Ройе направил «Вертихвостку» в док и подтвердил:
– Верно.
В его заговоре уже было одно слабое звено – Северин Огата. Не то чтобы он был лишен мужества или склонен к предательству – просто он с детства отличался эмоциональностью, а на горбах и ухабах этих сумасшедших лет его душевный механизм изрядно растрясло. Когда-то он был очень трепетным подростком с огромным даром любви – рожденным на свое горе в атмосфере самого изощренного лицемерия. Он любил отца и мать – и их взаимная нелюбовь разрывала его пополам. От этого он удрал на Сунагиси – но там пришлось разрываться между любовью к Баккарин, своей совестью и необходимостью служить клану. Он удрал оттуда в действующую армию и услал Баккарин домой – но и в армии его разорвало пополам. Буквально. После этого он попал в плен и его там выходили. Долг и воспитание предписывали ему покончить с собой, а благодарность за доброе отношение имперцев и внезапно освободившийся талант приказывали жить. В конце концов его обменяли – и он узнал, что его любимая мать сделала с его любимой женой. Вдобавок его предал друг: в конфликте между сыном и матерью Ройе шесть лет назад встал на сторону Джеммы Син. Встал, потому что в случае неизбежного проигрыша Северина бы пощадили, а от Ройе и его семьи пылинки бы не оставили. Это сейчас у него была экологическая полиция – а тогда не было никого.

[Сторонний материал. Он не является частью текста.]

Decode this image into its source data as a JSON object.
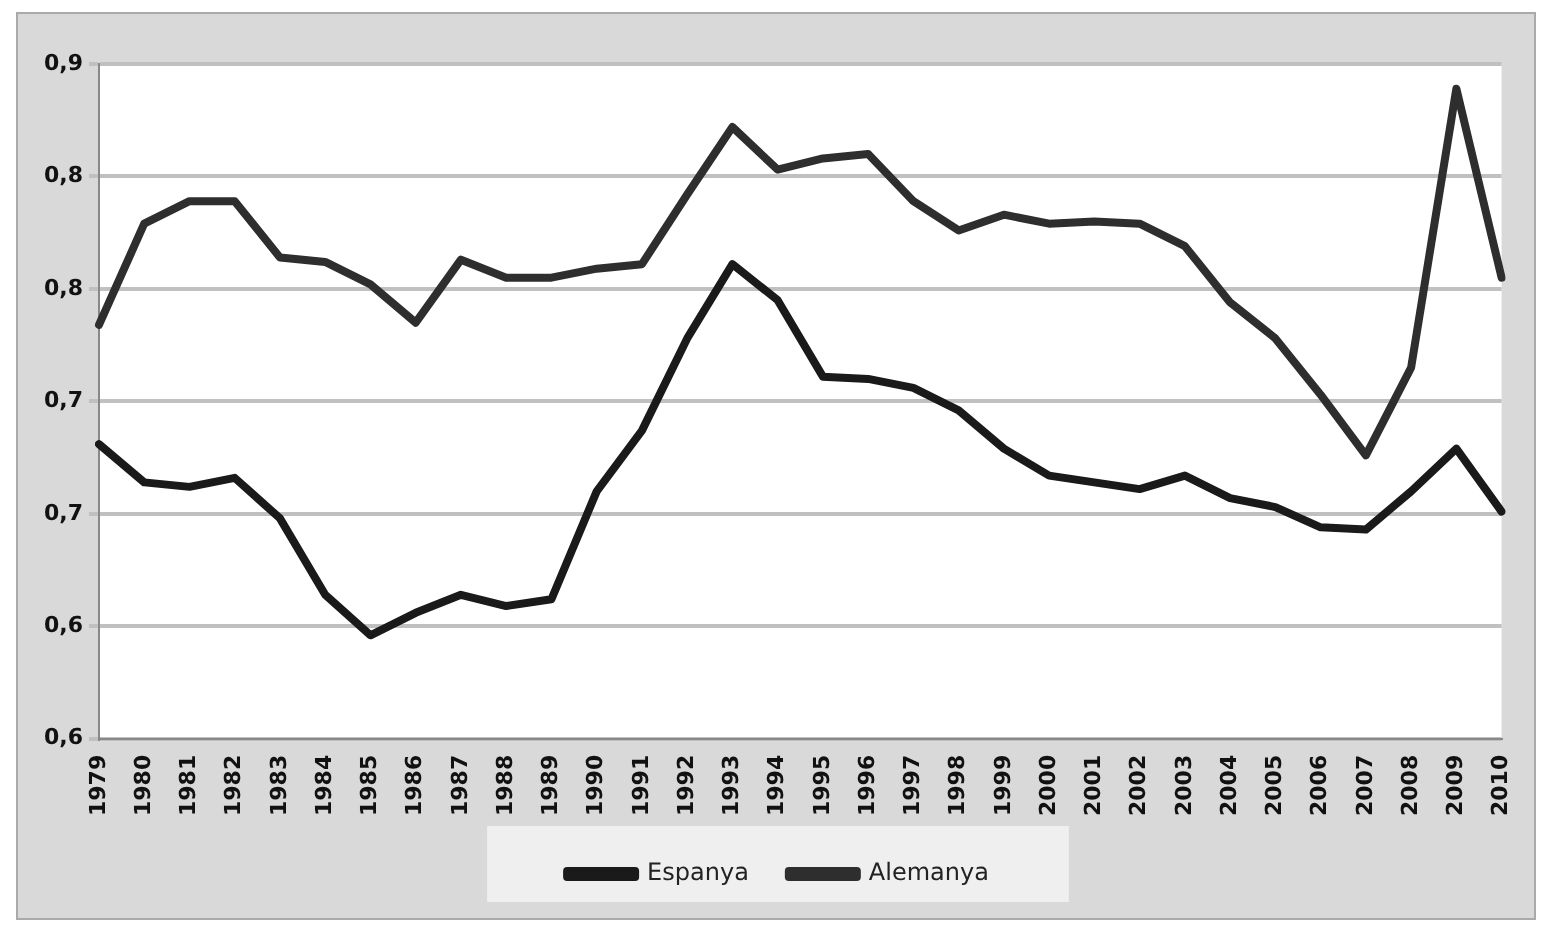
{
  "chart_data": {
    "type": "line",
    "categories": [
      "1979",
      "1980",
      "1981",
      "1982",
      "1983",
      "1984",
      "1985",
      "1986",
      "1987",
      "1988",
      "1989",
      "1990",
      "1991",
      "1992",
      "1993",
      "1994",
      "1995",
      "1996",
      "1997",
      "1998",
      "1999",
      "2000",
      "2001",
      "2002",
      "2003",
      "2004",
      "2005",
      "2006",
      "2007",
      "2008",
      "2009",
      "2010"
    ],
    "series": [
      {
        "name": "Espanya",
        "color": "#1a1a1a",
        "values": [
          0.681,
          0.664,
          0.662,
          0.666,
          0.648,
          0.614,
          0.596,
          0.606,
          0.614,
          0.609,
          0.612,
          0.66,
          0.687,
          0.728,
          0.761,
          0.745,
          0.711,
          0.71,
          0.706,
          0.696,
          0.679,
          0.667,
          0.664,
          0.661,
          0.667,
          0.657,
          0.653,
          0.644,
          0.643,
          0.66,
          0.679,
          0.651
        ]
      },
      {
        "name": "Alemanya",
        "color": "#2e2e2e",
        "values": [
          0.734,
          0.779,
          0.789,
          0.789,
          0.764,
          0.762,
          0.752,
          0.735,
          0.763,
          0.755,
          0.755,
          0.759,
          0.761,
          0.792,
          0.822,
          0.803,
          0.808,
          0.81,
          0.789,
          0.776,
          0.783,
          0.779,
          0.78,
          0.779,
          0.769,
          0.744,
          0.728,
          0.703,
          0.676,
          0.715,
          0.839,
          0.755
        ]
      }
    ],
    "ylim": [
      0.55,
      0.85
    ],
    "yticks": [
      {
        "value": 0.55,
        "label": "0,6"
      },
      {
        "value": 0.6,
        "label": "0,6"
      },
      {
        "value": 0.65,
        "label": "0,7"
      },
      {
        "value": 0.7,
        "label": "0,7"
      },
      {
        "value": 0.75,
        "label": "0,8"
      },
      {
        "value": 0.8,
        "label": "0,8"
      },
      {
        "value": 0.85,
        "label": "0,9"
      }
    ],
    "grid": "y",
    "legend": "bottom",
    "marker": "none",
    "line_style": "solid"
  }
}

Северин поначалу не понимал, в чем дело – просто не знал, насколько тщательно маменька выполола округу, пока он был на фронте и в плену. Он рассчитывал на поддержку стариков, друзей отца – но те отвернулись от него, испугавшись безумца, христианина и – кто его там знает, а вдруг предателя? Ровесники – большей частью погибли, меньшей частью – а что бы они сделали меньшей частью? Чтобы собрать всех, кого можно было собрать, у Ройе ушло четыре года. А Северина к этому делу никак нельзя было привлекать. И больше того – чтобы никто и никогда, никаким озарением не понял, для чего же на самом деле собирается экологическая полиция – Ройе пришлось делать и говорить такие вещи, которые должны были убить в Северине последние ошметки старой дружбы. Чтобы угодить госпоже Джемме, только ленивый не смешивал Северина с грязью. А Ройе, бывшему другу Северина, лениться в этом деле было нельзя – на таком сильном подозрении он был поначалу.
Сейчас-то Северин понял, зачем Ройе все это делал. Но любовь его еще тогда пискнула и сдохла – ведь ей не прикажешь жить, когда она не может. Человек в таких случаях живет, а любовь дохнет, и ничто тут уже не поможет.

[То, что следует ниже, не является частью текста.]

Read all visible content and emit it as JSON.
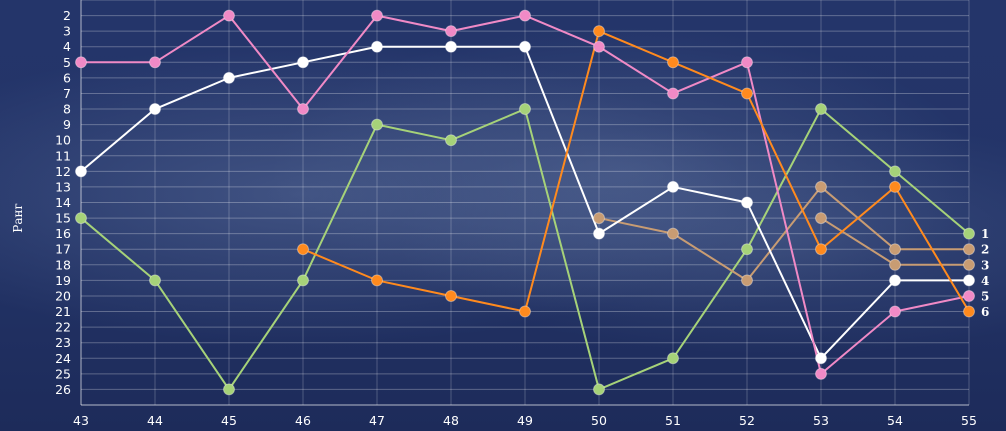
{
  "chart_data": {
    "type": "line",
    "ylabel": "Ранг",
    "xlabel": "",
    "title": "",
    "x": [
      43,
      44,
      45,
      46,
      47,
      48,
      49,
      50,
      51,
      52,
      53,
      54,
      55
    ],
    "yticks": [
      2,
      3,
      4,
      5,
      6,
      7,
      8,
      9,
      10,
      11,
      12,
      13,
      14,
      15,
      16,
      17,
      18,
      19,
      20,
      21,
      22,
      23,
      24,
      25,
      26
    ],
    "ylim": [
      1,
      27
    ],
    "y_inverted": true,
    "grid": true,
    "legend": "end-labels-right",
    "series": [
      {
        "label": "1",
        "color": "#a6d279",
        "values": [
          15,
          19,
          26,
          19,
          9,
          10,
          8,
          26,
          24,
          17,
          8,
          12,
          16
        ]
      },
      {
        "label": "2",
        "color": "#c89c73",
        "values": [
          null,
          null,
          null,
          null,
          null,
          null,
          null,
          15,
          16,
          19,
          13,
          17,
          17
        ]
      },
      {
        "label": "3",
        "color": "#c89c73",
        "values": [
          null,
          null,
          null,
          null,
          null,
          null,
          null,
          null,
          null,
          null,
          15,
          18,
          18
        ]
      },
      {
        "label": "4",
        "color": "#ffffff",
        "values": [
          12,
          8,
          6,
          5,
          4,
          4,
          4,
          16,
          13,
          14,
          24,
          19,
          19
        ]
      },
      {
        "label": "5",
        "color": "#f08ac6",
        "values": [
          5,
          5,
          2,
          8,
          2,
          3,
          2,
          4,
          7,
          5,
          25,
          21,
          20
        ]
      },
      {
        "label": "6",
        "color": "#ff8a1e",
        "values": [
          null,
          null,
          null,
          17,
          19,
          20,
          21,
          3,
          5,
          7,
          17,
          13,
          21
        ]
      }
    ]
  }
}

Северин отрекся от прежнего себя, ушел на дно и стал татуировщиком Сэйкити.
Из прежнего Северина вышел бы неплохой глава клана. Ну… почти кто угодно был бы лучшим главой, чем Джемма Син. Но каким главой будет Сэйкити? Раздерганный, нервный, сильно пьющий…
Ройе был бы почти спокоен за него, если бы их отношения с Баккарин оставались стабильными. Баккарин – железная женщина, но перепады в их отношениях с Северином непредсказуемы, как землетрясения. Порой казалось, что они остаются вместе только потому, что Северину – именно ему, а не ей! – некуда больше идти. Но как все обернется, когда у Северина будет власть?

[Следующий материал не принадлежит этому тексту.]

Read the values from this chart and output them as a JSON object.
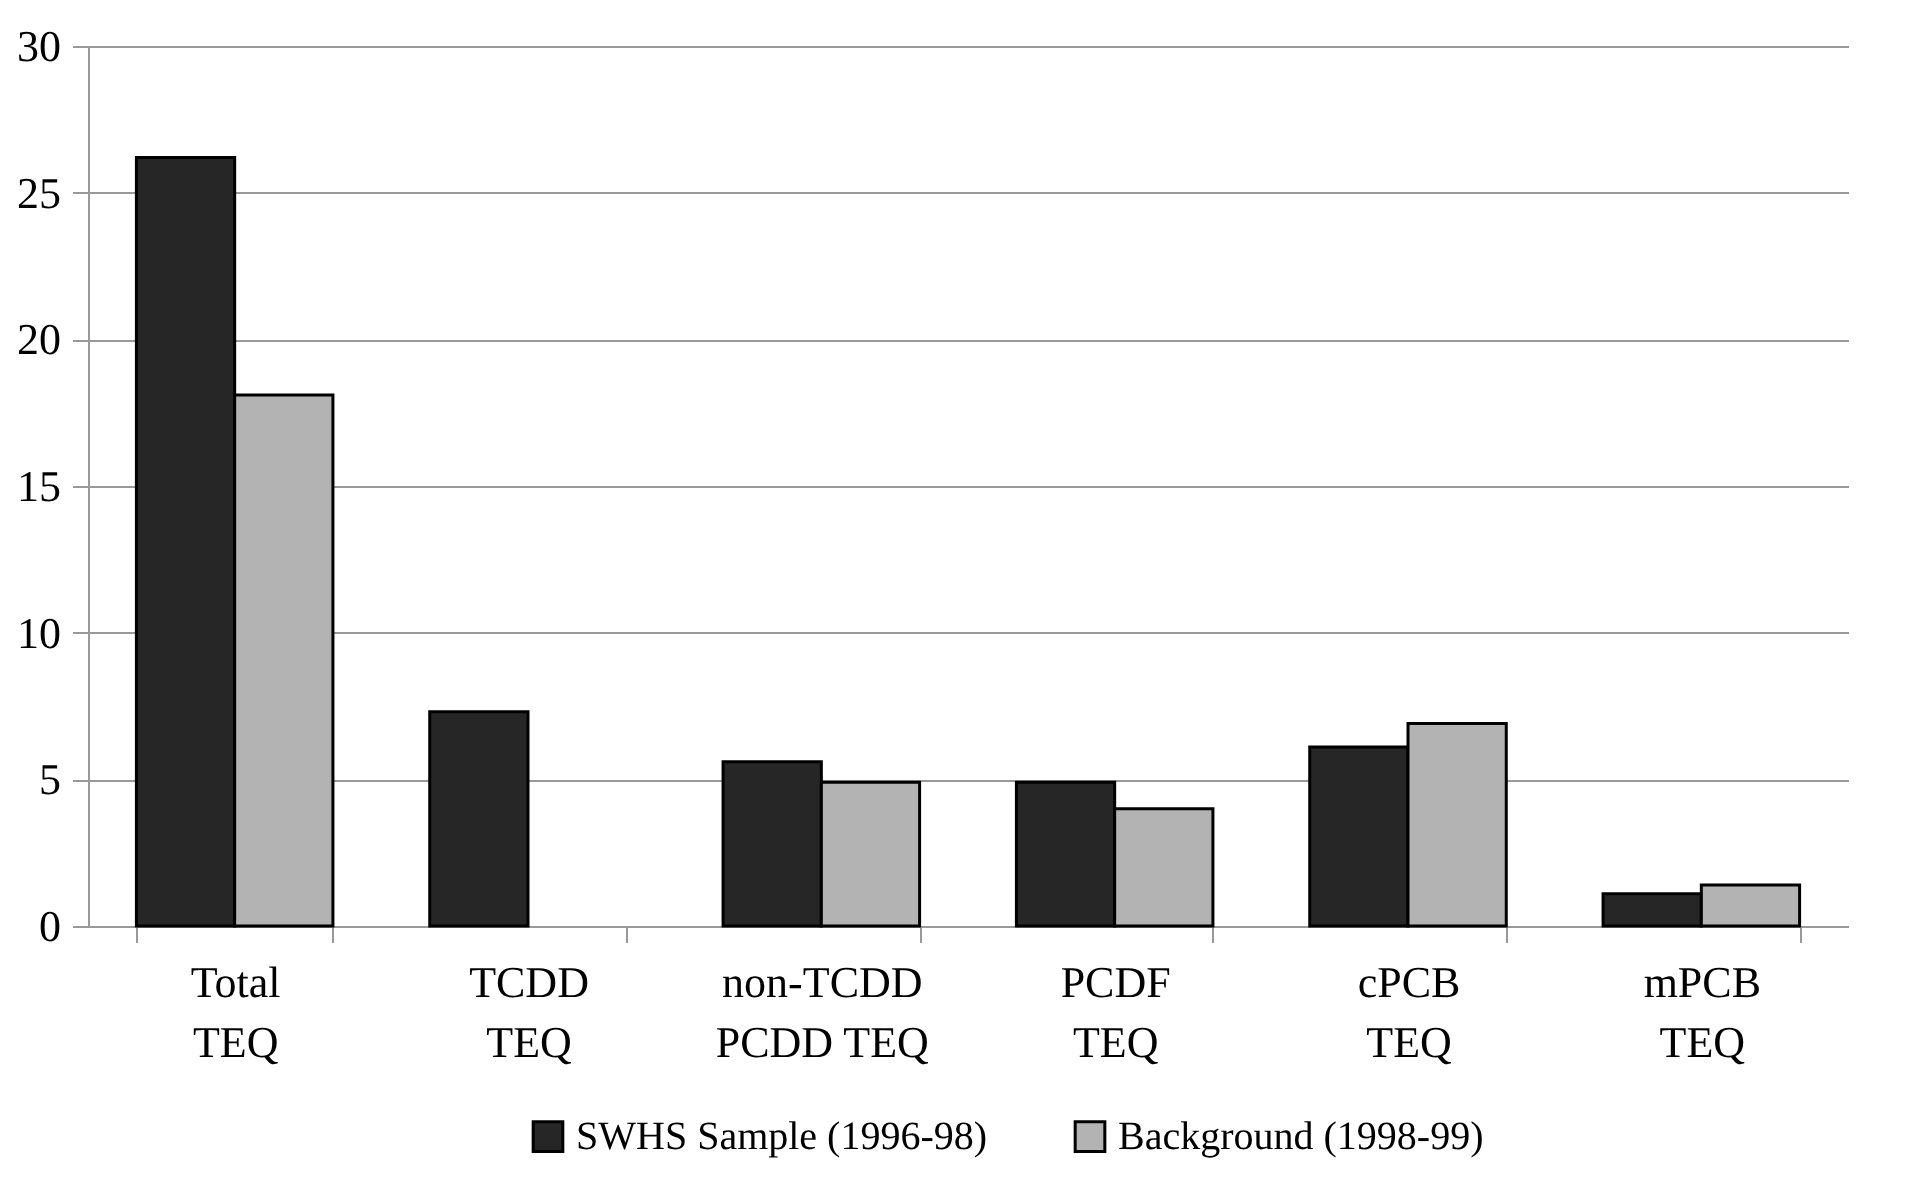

Ройе терялся в догадках, и этого одного хватало, чтобы обеспечить головную боль на весь предстоящий месяц. И вот на тебе – срыв у мальчишки… Поганый срыв.
Ройе знал Шерри – или скажем так, был наслышан. Смерть его в политическом раскладе на Биакко ничего не меняла: слишком мелкая сошка. Но Ройе было совершенно не нужно, чтобы о смерти этого болвана узнали другие «Бессмертные» – вот ведь дурной каламбурчик. То есть, чтобы они узнали, какон умер.
Все, чего Ройе хотел от «Бессмертных» – нейтралитет. Если бы просочилось, что тут приложил руку кто-то из партии Ройе – Бессмертные кинулись бы в лагерь Джеммы, а это серьезно сместило бы баланс сил.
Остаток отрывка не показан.